Vyrn: Um... A spell won't work if you don't pronounce it right!
Rough Customer: Ergh! Make fun of me, will ya? Yer dead meat!
Vyrn: Yikes! Help her, (Captain)!
Lamretta: ...!
Rough Customer: Oof!
Vyrn: Whoa... He took a bottle to the head. I wouldn't wanna get on her bad side...
Lamretta sends the troublemaker packing, but her not-so-brilliant display of customer service costs her a job.
(Captain) and company also find themselves out in the cold in the aftermath of the ruckus.
Lamretta: Nyahaha! Good times! And good thing I grabbed one for the road too! Glug, glug. Ah, that's the shtuff!
Lyria: You're amazing! The way you clocked that guy was so cool!
Vyrn: Hear, hear! One hit and he was out cold! I'm surprised you even bothered with the hocus-pocus.
Lamretta: Nyahaha. Don't you worry your pretty little head about it. Glug, glug. Mm, delishush.
Vyrn: I dig your style! You handle things like a boss!
Lyria: Oh... But because of us, your real boss had to let you go...
Vyrn: Nah, I don't think we did anything. We were just in the wrong place at the wrong time. And we still haven't eaten now that I think about it.

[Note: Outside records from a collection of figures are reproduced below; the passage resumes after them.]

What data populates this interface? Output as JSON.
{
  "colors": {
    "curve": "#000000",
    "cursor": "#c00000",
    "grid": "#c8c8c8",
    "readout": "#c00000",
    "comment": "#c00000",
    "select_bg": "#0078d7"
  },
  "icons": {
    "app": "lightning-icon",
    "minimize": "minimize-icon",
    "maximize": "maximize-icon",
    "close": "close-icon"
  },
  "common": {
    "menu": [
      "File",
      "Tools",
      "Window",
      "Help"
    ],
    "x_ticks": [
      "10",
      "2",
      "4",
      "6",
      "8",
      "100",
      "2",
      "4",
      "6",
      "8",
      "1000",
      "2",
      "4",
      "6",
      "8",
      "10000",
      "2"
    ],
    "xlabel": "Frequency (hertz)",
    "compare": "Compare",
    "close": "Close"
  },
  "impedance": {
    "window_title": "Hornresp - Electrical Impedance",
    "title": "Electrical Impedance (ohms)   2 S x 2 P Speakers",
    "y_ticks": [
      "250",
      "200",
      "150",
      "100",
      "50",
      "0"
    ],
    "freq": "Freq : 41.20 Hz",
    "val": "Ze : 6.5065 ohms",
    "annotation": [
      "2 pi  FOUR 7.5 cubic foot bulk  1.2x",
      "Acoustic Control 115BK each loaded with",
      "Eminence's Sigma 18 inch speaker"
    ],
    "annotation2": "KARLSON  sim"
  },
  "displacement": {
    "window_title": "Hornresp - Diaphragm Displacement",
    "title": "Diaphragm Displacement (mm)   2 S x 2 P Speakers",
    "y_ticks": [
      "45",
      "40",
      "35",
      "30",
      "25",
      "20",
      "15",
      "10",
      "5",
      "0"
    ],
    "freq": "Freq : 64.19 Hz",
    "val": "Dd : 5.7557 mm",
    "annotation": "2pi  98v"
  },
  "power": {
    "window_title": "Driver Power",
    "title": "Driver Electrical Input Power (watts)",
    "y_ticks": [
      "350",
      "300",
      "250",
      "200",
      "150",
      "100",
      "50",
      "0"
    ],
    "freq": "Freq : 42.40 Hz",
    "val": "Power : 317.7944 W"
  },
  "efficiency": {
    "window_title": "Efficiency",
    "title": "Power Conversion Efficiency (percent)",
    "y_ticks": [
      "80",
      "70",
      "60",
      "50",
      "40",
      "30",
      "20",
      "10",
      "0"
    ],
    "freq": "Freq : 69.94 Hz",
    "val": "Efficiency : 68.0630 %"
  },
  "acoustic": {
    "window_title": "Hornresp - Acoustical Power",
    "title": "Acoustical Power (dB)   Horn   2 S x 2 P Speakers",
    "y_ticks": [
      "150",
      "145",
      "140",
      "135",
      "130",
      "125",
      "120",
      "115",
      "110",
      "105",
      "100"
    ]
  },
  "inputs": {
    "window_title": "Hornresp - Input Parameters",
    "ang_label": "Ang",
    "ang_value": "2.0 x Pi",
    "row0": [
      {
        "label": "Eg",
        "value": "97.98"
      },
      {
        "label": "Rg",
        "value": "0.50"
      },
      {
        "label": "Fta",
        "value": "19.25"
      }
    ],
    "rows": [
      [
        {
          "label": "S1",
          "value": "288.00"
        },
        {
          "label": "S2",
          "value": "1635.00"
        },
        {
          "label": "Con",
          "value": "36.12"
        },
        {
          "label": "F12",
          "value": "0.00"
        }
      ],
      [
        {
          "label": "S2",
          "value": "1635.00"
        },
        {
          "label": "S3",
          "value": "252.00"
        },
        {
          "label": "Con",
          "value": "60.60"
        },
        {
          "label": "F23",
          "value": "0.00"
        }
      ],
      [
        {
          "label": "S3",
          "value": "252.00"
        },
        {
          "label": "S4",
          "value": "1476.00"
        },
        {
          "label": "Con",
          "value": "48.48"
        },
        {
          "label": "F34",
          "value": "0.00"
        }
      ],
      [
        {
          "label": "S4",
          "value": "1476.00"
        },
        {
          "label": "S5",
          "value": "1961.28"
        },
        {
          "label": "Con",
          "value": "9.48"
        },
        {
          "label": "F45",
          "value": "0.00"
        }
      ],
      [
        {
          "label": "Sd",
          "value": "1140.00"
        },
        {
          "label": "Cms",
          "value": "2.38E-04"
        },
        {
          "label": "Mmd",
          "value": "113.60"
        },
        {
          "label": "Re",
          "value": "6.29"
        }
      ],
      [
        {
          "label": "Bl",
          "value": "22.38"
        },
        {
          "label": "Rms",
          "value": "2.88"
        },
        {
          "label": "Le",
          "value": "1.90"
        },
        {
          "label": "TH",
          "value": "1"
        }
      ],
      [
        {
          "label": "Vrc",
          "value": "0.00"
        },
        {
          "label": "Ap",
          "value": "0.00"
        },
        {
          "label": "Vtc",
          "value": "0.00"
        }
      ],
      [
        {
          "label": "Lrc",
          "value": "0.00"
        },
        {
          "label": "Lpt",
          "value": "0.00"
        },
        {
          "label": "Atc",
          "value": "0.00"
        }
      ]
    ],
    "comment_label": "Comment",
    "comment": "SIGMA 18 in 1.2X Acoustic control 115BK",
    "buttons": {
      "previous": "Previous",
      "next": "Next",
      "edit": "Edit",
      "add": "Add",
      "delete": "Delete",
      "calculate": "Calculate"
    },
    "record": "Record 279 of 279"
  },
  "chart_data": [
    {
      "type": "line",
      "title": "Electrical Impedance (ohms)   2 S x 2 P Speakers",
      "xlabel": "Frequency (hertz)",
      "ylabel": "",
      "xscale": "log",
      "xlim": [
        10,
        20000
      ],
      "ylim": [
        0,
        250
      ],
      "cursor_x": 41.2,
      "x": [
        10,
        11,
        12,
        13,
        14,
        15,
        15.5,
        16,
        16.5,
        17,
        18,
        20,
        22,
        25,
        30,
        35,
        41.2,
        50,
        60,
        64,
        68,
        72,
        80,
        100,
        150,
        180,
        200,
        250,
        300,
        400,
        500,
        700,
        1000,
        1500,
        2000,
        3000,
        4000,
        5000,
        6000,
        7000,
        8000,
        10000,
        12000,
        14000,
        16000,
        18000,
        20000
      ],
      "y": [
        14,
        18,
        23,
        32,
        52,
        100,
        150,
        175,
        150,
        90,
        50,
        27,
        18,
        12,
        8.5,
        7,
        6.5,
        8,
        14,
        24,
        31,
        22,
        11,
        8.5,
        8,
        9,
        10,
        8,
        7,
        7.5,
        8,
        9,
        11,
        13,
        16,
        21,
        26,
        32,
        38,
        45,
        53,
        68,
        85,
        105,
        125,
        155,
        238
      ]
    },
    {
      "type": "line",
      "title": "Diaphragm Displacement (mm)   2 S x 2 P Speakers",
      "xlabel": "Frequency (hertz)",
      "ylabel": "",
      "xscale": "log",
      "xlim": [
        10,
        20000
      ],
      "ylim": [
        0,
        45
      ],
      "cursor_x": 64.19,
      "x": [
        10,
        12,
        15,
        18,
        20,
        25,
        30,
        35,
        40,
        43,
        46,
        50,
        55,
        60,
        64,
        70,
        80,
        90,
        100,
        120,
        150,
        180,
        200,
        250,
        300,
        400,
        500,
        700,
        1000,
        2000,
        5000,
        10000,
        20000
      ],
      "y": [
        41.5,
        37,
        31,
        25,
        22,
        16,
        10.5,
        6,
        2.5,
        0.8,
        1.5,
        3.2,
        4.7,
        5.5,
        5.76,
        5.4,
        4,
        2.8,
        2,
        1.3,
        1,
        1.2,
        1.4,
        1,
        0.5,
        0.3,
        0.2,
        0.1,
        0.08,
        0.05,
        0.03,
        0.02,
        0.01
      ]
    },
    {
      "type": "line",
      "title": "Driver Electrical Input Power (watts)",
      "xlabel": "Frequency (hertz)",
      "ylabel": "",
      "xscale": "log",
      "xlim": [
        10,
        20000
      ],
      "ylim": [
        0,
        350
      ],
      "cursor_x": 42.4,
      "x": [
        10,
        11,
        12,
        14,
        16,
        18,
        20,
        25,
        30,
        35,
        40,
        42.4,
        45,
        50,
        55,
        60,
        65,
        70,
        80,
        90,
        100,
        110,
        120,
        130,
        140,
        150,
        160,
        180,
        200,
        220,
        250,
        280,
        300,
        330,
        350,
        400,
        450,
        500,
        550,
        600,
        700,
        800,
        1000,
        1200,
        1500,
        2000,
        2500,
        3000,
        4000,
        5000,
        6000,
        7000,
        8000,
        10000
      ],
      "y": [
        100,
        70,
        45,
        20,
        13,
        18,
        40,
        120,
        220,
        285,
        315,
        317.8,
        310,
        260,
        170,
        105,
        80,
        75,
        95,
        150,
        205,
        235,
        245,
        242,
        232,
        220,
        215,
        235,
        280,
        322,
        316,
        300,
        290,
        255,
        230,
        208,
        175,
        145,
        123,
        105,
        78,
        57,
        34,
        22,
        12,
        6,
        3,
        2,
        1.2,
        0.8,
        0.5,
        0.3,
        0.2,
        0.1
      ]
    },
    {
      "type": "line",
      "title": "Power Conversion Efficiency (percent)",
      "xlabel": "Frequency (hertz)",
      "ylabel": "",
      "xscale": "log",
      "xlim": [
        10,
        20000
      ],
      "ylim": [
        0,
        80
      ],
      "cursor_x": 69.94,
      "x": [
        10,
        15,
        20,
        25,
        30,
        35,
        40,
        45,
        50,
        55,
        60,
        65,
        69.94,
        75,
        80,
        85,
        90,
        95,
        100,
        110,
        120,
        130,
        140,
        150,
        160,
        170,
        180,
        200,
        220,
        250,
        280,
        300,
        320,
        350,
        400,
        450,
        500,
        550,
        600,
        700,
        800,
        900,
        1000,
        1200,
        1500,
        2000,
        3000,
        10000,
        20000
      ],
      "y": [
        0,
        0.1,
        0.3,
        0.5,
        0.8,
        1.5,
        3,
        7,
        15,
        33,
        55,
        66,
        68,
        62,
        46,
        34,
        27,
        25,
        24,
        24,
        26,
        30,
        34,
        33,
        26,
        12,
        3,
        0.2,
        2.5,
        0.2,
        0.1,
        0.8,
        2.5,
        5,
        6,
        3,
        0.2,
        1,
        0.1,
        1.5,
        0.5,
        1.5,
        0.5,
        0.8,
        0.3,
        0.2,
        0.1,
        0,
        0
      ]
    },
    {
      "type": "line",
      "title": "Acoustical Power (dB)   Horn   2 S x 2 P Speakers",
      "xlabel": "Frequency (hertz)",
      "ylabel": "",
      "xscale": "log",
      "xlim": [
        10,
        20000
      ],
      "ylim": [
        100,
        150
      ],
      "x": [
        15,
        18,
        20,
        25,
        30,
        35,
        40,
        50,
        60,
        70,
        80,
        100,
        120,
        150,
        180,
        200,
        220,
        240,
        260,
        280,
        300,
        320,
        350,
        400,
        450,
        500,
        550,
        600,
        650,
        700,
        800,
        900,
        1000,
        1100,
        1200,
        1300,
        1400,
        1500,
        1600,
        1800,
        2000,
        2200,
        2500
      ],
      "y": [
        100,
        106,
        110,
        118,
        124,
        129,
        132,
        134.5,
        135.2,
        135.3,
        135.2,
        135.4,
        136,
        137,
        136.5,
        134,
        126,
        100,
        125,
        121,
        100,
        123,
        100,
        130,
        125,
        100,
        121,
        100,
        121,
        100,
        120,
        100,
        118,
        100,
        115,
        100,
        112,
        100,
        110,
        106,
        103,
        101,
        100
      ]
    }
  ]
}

Lyria: Oh, my tummy's grumbling too.
Vyrn: Boy, I sure could go for a nice, juicy apple.
Lamretta: Nyahaha! Like these ones here? Munch, munch... Gulp!
Vyrn: Apples! Do you think I could have one?
Lamretta: You bet. The tavern master makes a mean cider, so he stocks a boatload of apples. Makes for a pretty good farewell gift.
Vyrn: I'm diggin' in then!
Lyria: Thank you so much!
Huh? Um, hello?
Lamretta: Snore... Snore...
Lamretta has already drifted into a deep sleep, her snoring as sonorous as an airship's engine.
Vyrn: You gotta be kidding me.
Lyria: It isn't safe to sleep out here, miss! Please wake up! There are monsters around!
Lamretta: Ngh... No more partyin' for me, thank you.
Lyria: This is no good... Can you stand up? Oof. You're heavier than you look.
Vyrn: What's done is done. (Captain), we'd better help Lyria out.
Lamretta: Heehee... Thanks. You're shuch a nice griffin.
Vyrn: I told you, I ain't no—oh, what's the point. She's a hassle and a half, isn't she?
Thus the fun-loving nun Lamretta joins the fold.
The crew has no idea just how much trouble her legendary fondness for wine will cause.